Consumo de energia teve elevação de 0,5% em novembro, afirma CCEE

Análise aponta crescimento de 8,4% no consumo no mercado livre e queda de 2,5% no cativo em decorrência da migração para o ACL

Dados preliminares de medição coletados entre os dias 1º e 21 de novembro apontam aumento de 0,5% no consumo e de 0,6% na geração de energia elétrica no país, na comparação com o mesmo período de 2016. As informações foram divulgadas na última quinta-feira, 23 de novembro, na mais recente edição do boletim InfoMercado Semanal Dinâmico, da CCEE, que traz dados prévios de geração e consumo de energia, além da posição contratual líquida atual dos consumidores livres e especiais.

Em novembro, o consumo de energia no SIN registrou elevação de 0,5% com 59.986 MW médios frente aos 59.672 MW médios consumidos no mesmo período do ano passado. No Ambiente de Contratação Regulado – ACR (cativo), o consumo tem queda de 2,5%, índice que leva em conta a migração de consumidores para o mercado livre (ACL). Caso esse movimento de mercado fosse desconsiderado, haveria aumento de 1% no consumo do ACR.

Já o consumo no Ambiente de Contratação Livre – ACL, apresenta elevação de 8,4%, índice que incorpora as novas cargas vindas do mercado cativo (ACR) na análise. Quando a presença desses novos consumidores não é contabilizada nos cálculos, o ACL apresenta leve queda de 0,4% no consumo.

Dentre os ramos da indústria avaliados pela câmara, incluindo dados de autoprodutores, varejistas, consumidores livres e especiais, os setores de metalurgia e produtos de metais veículos e têxtil registram incremento no consumo, com 6,1%, 1,7% e 1,3%, respectivamente, mesmo quando a migração é desconsiderada. Nesse mesmo cenário, os maiores índices de retração pertencem aos segmentos de madeira papel e celulose , com 9,9%, minerais não-metálicos, 6,6% e saneamento, com 4,2%.
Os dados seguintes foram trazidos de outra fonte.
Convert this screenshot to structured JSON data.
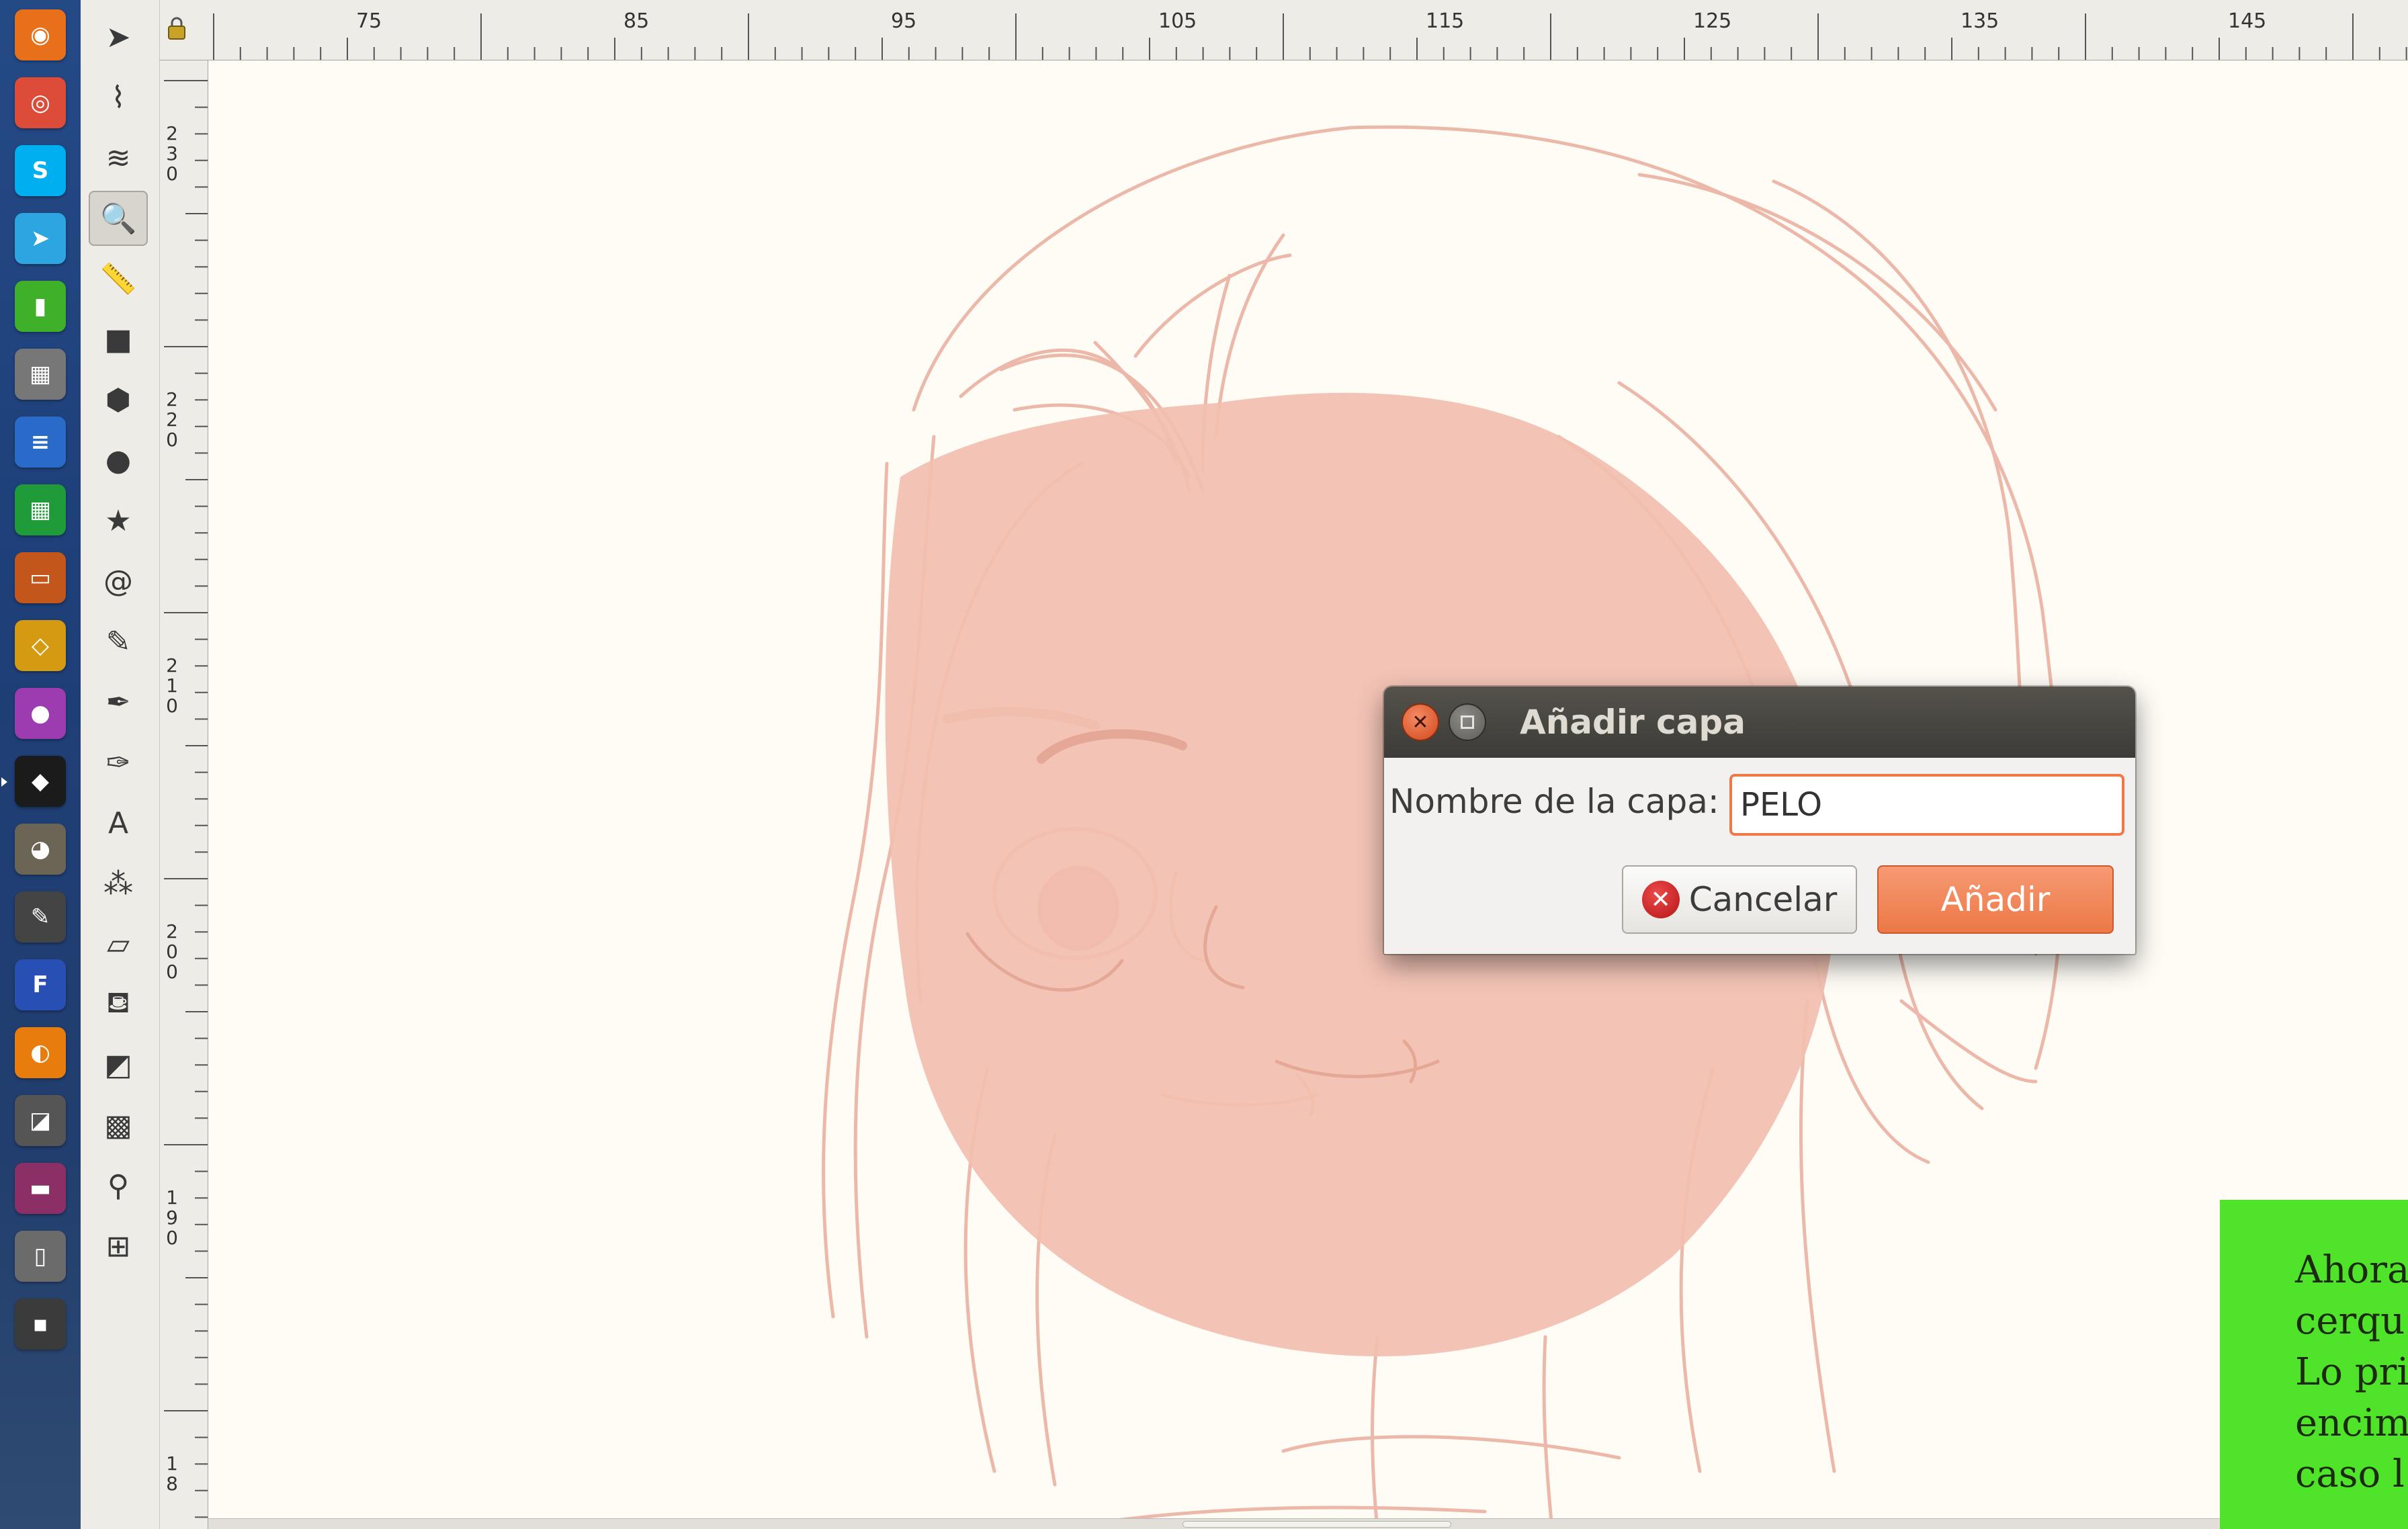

A geração de energia no Sistema, por sua vez, também registra leve aumento em novembro com a entrega de 62.368 MW médios no período, montante de energia 0,6% superior ao registrado em 2016. Os números são impactados pelo aumento de 21,6% na produção de usinas térmicas e de 13,3% na geração eólica. A análise da geração hidráulica, incluindo as Pequenas Centrais Hidrelétricas, indica queda de 8,1% no período.

O Boletim ainda apresenta estimativa de que as usinas hidrelétricas integrantes do Mecanismo de Realocação de Energia – MRE gerem, em novembro, o equivalente a 66,84% de suas garantias físicas, ou 39.595 MW médios em energia elétrica. Para fins de repactuação do risco hidrológico, o percentual foi de 71,2%.